Kelly Scrima, Arts in Liberal Studies, Dartmouth College
Whether in the boardroom, on the street, or stage, men, like women, have long been subject to gendered norms within a dichotomous gender binary that is prevalent within the fashion and music industry. A prominent figure that is actively challenging male gender norms in fashion and music is Latin trap and reggaeton artist Benito Antonio Martínez Ocasio, who goes by the stage name Bad Bunny (also El Conejo Malo). While he is not the first male musician to challenge gendered norms, fashion or otherwise, with artists like David Bowie preceding him in fashion, he is paving the way for new masculinities within the context of machismo culture in Latinx communities. The relationship between gender and gender roles within Latinx culture, music as advocacy, and fashion as it applies to the musician, Bad Bunny will be explored in detail. Comparisons in this paper will be drawn between the current press on Bad Bunny, as well as texts exploring machismo/marianismo and gender roles in Puerto Rico.
“Hybridity and Music-Making In-Between Spain and Morocco”

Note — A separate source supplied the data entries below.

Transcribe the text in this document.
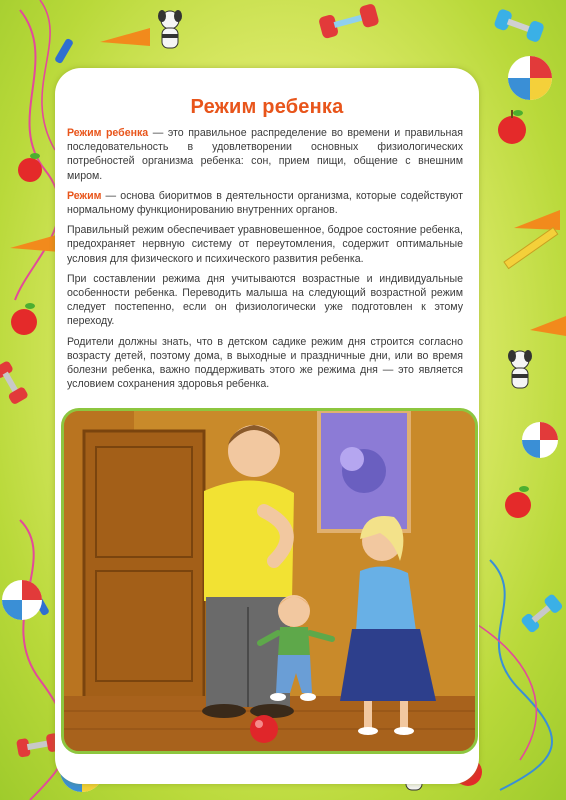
Режим ребенка

Режим ребенка — это правильное распределение во времени и правильная последовательность в удовлетворении основных физиологических потребностей организма ребенка: сон, прием пищи, общение с внешним миром.

Режим — основа биоритмов в деятельности организма, которые содействуют нормальному функционированию внутренних органов.

Правильный режим обеспечивает уравновешенное, бодрое состояние ребенка, предохраняет нервную систему от переутомления, содержит оптимальные условия для физического и психического развития ребенка.

При составлении режима дня учитываются возрастные и индивидуальные особенности ребенка. Переводить малыша на следующий возрастной режим следует постепенно, если он физиологически уже подготовлен к этому переходу.

Родители должны знать, что в детском садике режим дня строится согласно возрасту детей, поэтому дома, в выходные и праздничные дни, или во время болезни ребенка, важно поддерживать этого же режима дня — это является условием сохранения здоровья ребенка.
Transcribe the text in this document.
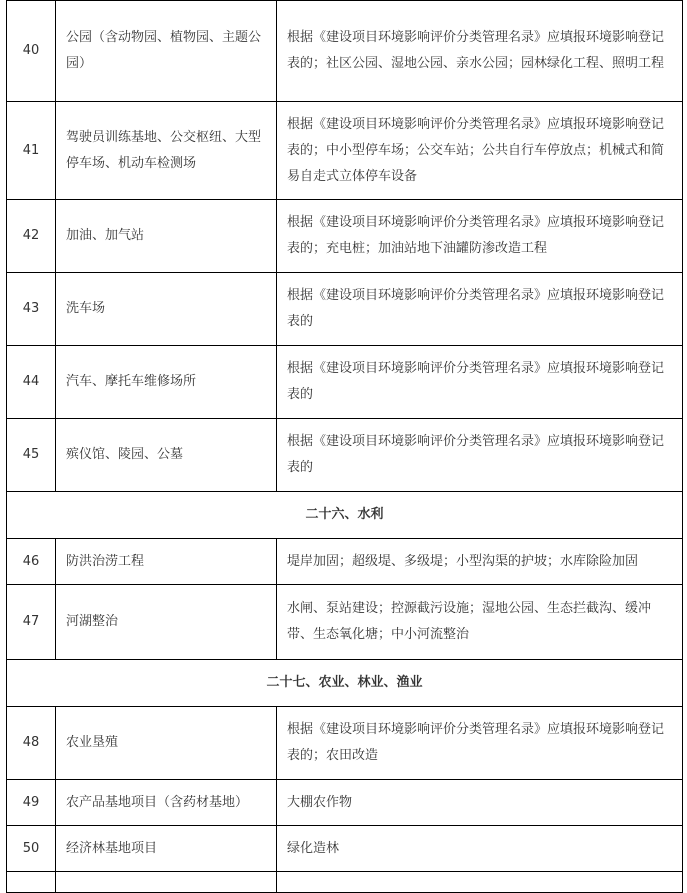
40	公园（含动物园、植物园、主题公园）	根据《建设项目环境影响评价分类管理名录》应填报环境影响登记表的；社区公园、湿地公园、亲水公园；园林绿化工程、照明工程
41	驾驶员训练基地、公交枢纽、大型停车场、机动车检测场	根据《建设项目环境影响评价分类管理名录》应填报环境影响登记表的；中小型停车场；公交车站；公共自行车停放点；机械式和简易自走式立体停车设备
42	加油、加气站	根据《建设项目环境影响评价分类管理名录》应填报环境影响登记表的；充电桩；加油站地下油罐防渗改造工程
43	洗车场	根据《建设项目环境影响评价分类管理名录》应填报环境影响登记表的
44	汽车、摩托车维修场所	根据《建设项目环境影响评价分类管理名录》应填报环境影响登记表的
45	殡仪馆、陵园、公墓	根据《建设项目环境影响评价分类管理名录》应填报环境影响登记表的
二十六、水利		
46	防洪治涝工程	堤岸加固；超级堤、多级堤；小型沟渠的护坡；水库除险加固
47	河湖整治	水闸、泵站建设；控源截污设施；湿地公园、生态拦截沟、缓冲带、生态氧化塘；中小河流整治
二十七、农业、林业、渔业		
48	农业垦殖	根据《建设项目环境影响评价分类管理名录》应填报环境影响登记表的；农田改造
49	农产品基地项目（含药材基地）	大棚农作物
50	经济林基地项目	绿化造林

Jan Niklas Cousin, European, Latin American and Comparative Literatures and Cultures, Cambridge University
On the fringes of the Spanish enclaves of Ceuta and Melilla on the north coast of Morocco lies one of the most heavily fortified borders in the world: the political and territorial boundary between the European Union and Africa. Erected to prevent undocumented immigration into Spain, a multi-layered security system is equipped with razor wire, or “concertinas”. Through this metaphor of the accordion, musicality is therefore employed to demarcate political and territorial boundaries. While tropes of a shared cultural heritage in Medieval Muslim Iberia (711-1492) and conviviencia (harmonious coexistence) reverberate through contemporary public and political discourse in Spanish-Moroccan relations, they are undermined by the humanitarian crisis at the Spanish border. In this paper, I wish to examine intercultural music-making and the Spanish-Moroccan fusion genre flamenco-andalusí as a synecdoche of this wider context and reveal if cultural hybridity can engender resistance against hegemonic structures or may, inadvertently, reinforce them. I intend to reveal how utopian readings of Spanish-Moroccan history contribute to the re-entrenchment of power structures. Against this background, I will explore Spanish dancer Ángeles Gabaldón’s flamenco-theatre production “Inmigración” (2003) as a “third space” bridging the cultural divisions and socio-political inequalities between Spain and Morocco while unifying the countries’ musical traditions. The paper’s overarching goal will be to illustrate the ways in which music-fusion projects along the Strait of Gibraltar can transgress physical and symbolical borders and serve as a model for understanding hybridity in cross-cultural relations.